No Ordinary Optimization Problem

The restriction and minimized expression are of special forms $\sum_{k=1}^3{g(x_k)}=0,\\\sum_{k=1}^3{f(x_k)}=\mathrm{min.}$

with $g(x) \neq 0$ . In this case, the theorem of Lagrange multipliers takes a simple form $\lambda=\frac{f'(x_k)}{g'(x_k)}=\mathrm{const.}$

After calculating $\lambda(x)$ and its first derivative, we can see that $\lambda(x)=10\left(x+\frac{1}{x}\right)^9\left(1-\frac{1}{x^2}\right),\\ \lambda'(x)=90\left(x+\frac{1}{x}\right)^8\left(1-\frac{1}{x^2}\right)^2+20\left(x+\frac{1}{x}\right)^9\frac{1}{x^3},$ where $\lambda'(x) > 0$ for $x > 0$ , so the only way for $\lambda(x_k)$ to be constant for all $k$ is for all $x_k$ to be equal.

It follows that $x_k=a,b,c=1/3$ and the minimum of our expression is $10^{10}/3^9$ .
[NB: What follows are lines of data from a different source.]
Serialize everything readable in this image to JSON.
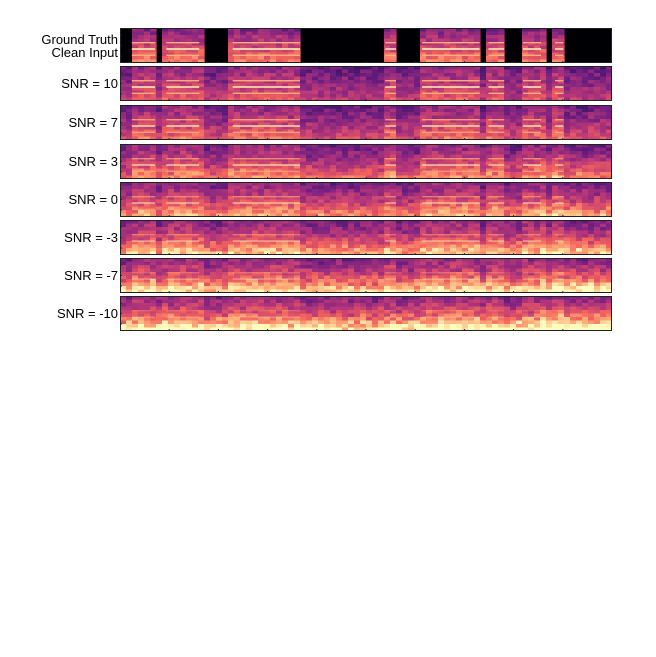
{
  "figure": {
    "rows": [
      {
        "label_lines": [
          "Ground Truth",
          "Clean Input"
        ],
        "kind": "clean",
        "snr": null
      },
      {
        "label_lines": [
          "SNR = 10"
        ],
        "kind": "noisy",
        "snr": 10
      },
      {
        "label_lines": [
          "SNR = 7"
        ],
        "kind": "noisy",
        "snr": 7
      },
      {
        "label_lines": [
          "SNR = 3"
        ],
        "kind": "noisy",
        "snr": 3
      },
      {
        "label_lines": [
          "SNR = 0"
        ],
        "kind": "noisy",
        "snr": 0
      },
      {
        "label_lines": [
          "SNR = -3"
        ],
        "kind": "noisy",
        "snr": -3
      },
      {
        "label_lines": [
          "SNR = -7"
        ],
        "kind": "noisy",
        "snr": -7
      },
      {
        "label_lines": [
          "SNR = -10"
        ],
        "kind": "noisy",
        "snr": -10
      }
    ],
    "colormap": [
      "#000004",
      "#2c115f",
      "#721f81",
      "#b73779",
      "#f1605d",
      "#feb078",
      "#fcfdbf"
    ]
  }
}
AM of nth powers>=AM power n: Let R=(a+1/a)^10+(b+1/b)^10+(c+1/c)^10 R/3>=[{(a+1/a)+(b+1/b)+(c+1/c)}/3]^10 Also, using AM>=HM, we get: 1/a+1/b+1/c>=9 R/3>=[{a+b+c+1/a+1/b+1/c}/3]^10>=[{1+9}/3]^10=(10/3)^10 So, R>=(10^10)/(3^9)

I don't know how to justify this solution, but I set $a+\frac{1}{a}=b+\frac{1}{b}=c+\frac{1}{c}$ , which implies $a=b=c$ . Perhaps some sort of curvature argument involving the AM-GM inequality will work?

Using lagrange multipliers, we see that a=b=c. So a b and c must be 1/3.

Take a=b=c=1/3